= Reinaldo Figueredo Planchart =

Reinaldo Figueredo Planchart is a Venezuelan politician, who was Secretary of the Presidency of Carlos Andrés Pérez and chancellor of Venezuela during his second presidency.

== Career ==
In 1976, he accompanied President Carlos Andrés Pérez on his trip to the Soviet Union after then‑Chancellor Ramón Escovar Salom refused to do so.

=== Secretary of the Presidency and Chancellor ===
He served as Secretary of the Presidency in 1989 and subsequently as Minister of Foreign Affairs in the second government of Carlos Andrés Pérez, between 1989 and 1991.

=== Trial and arrest ===
In 1993, a trial began against him, along with Carlos Andrés Pérez and minister Alejandro Izaguirre, as well as three other people.
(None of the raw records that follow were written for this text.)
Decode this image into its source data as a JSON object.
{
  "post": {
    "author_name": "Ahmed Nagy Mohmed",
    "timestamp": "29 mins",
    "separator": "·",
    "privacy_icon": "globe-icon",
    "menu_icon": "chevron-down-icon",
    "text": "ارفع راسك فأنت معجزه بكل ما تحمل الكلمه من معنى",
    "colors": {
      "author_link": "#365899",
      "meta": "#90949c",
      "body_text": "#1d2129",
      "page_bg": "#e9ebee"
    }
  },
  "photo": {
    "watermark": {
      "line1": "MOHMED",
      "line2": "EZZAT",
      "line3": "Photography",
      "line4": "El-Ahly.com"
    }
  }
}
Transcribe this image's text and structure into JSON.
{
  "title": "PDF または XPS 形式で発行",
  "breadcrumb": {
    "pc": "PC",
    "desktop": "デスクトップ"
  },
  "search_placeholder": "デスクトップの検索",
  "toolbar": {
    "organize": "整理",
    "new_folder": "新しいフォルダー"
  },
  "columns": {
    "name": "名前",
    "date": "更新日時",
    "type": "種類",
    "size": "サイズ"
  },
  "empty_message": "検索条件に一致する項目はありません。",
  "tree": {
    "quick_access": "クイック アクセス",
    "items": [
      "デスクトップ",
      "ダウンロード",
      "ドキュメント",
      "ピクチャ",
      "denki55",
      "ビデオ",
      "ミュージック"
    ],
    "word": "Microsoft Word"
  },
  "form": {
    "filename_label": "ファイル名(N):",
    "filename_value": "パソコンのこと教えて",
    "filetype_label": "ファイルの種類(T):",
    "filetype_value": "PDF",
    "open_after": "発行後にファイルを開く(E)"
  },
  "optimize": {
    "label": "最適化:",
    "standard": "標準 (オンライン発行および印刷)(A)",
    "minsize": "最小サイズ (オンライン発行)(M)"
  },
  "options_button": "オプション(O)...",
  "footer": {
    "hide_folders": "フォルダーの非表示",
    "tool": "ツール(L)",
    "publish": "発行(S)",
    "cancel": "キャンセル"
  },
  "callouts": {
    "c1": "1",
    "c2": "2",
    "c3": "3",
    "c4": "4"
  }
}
On May 26, 1993, he entered the El Junquito prison. On May 30, he was convicted by the Supreme Court of Justice for "aggravated generic embezzlement", an "act committed in the circumstances of place, manner and time that have been established, to be fulfilled the sentence of two years and four months in prison" and "condemns the aforementioned defendant to restitute, repair or compensate for the damage caused to public assets".

The Inter-American Commission on Human Rights of the OAS ruled in 2000 that "the Venezuelan State violated to the detriment of Reinaldo Figueredo Planchart article 8(1) of the Convention in regarding his right to be heard by a judge or court competent in the substantiation of the criminal accusation that was carried out against him".

On August 2, 2000, the new Supreme Court of Justice prescribed its charges, being released.

=== United Nations ===
He also served as an advisor to the United Nations (UN). He was a member of the Truth Commission for El Salvador.

== Political positions ==
Figueredo Planchart considers the presidency of Nicolás Maduro illegitimate and has disagreed as former chancellor in the policy that his government has exercised around the Guyana–Venezuela territorial dispute.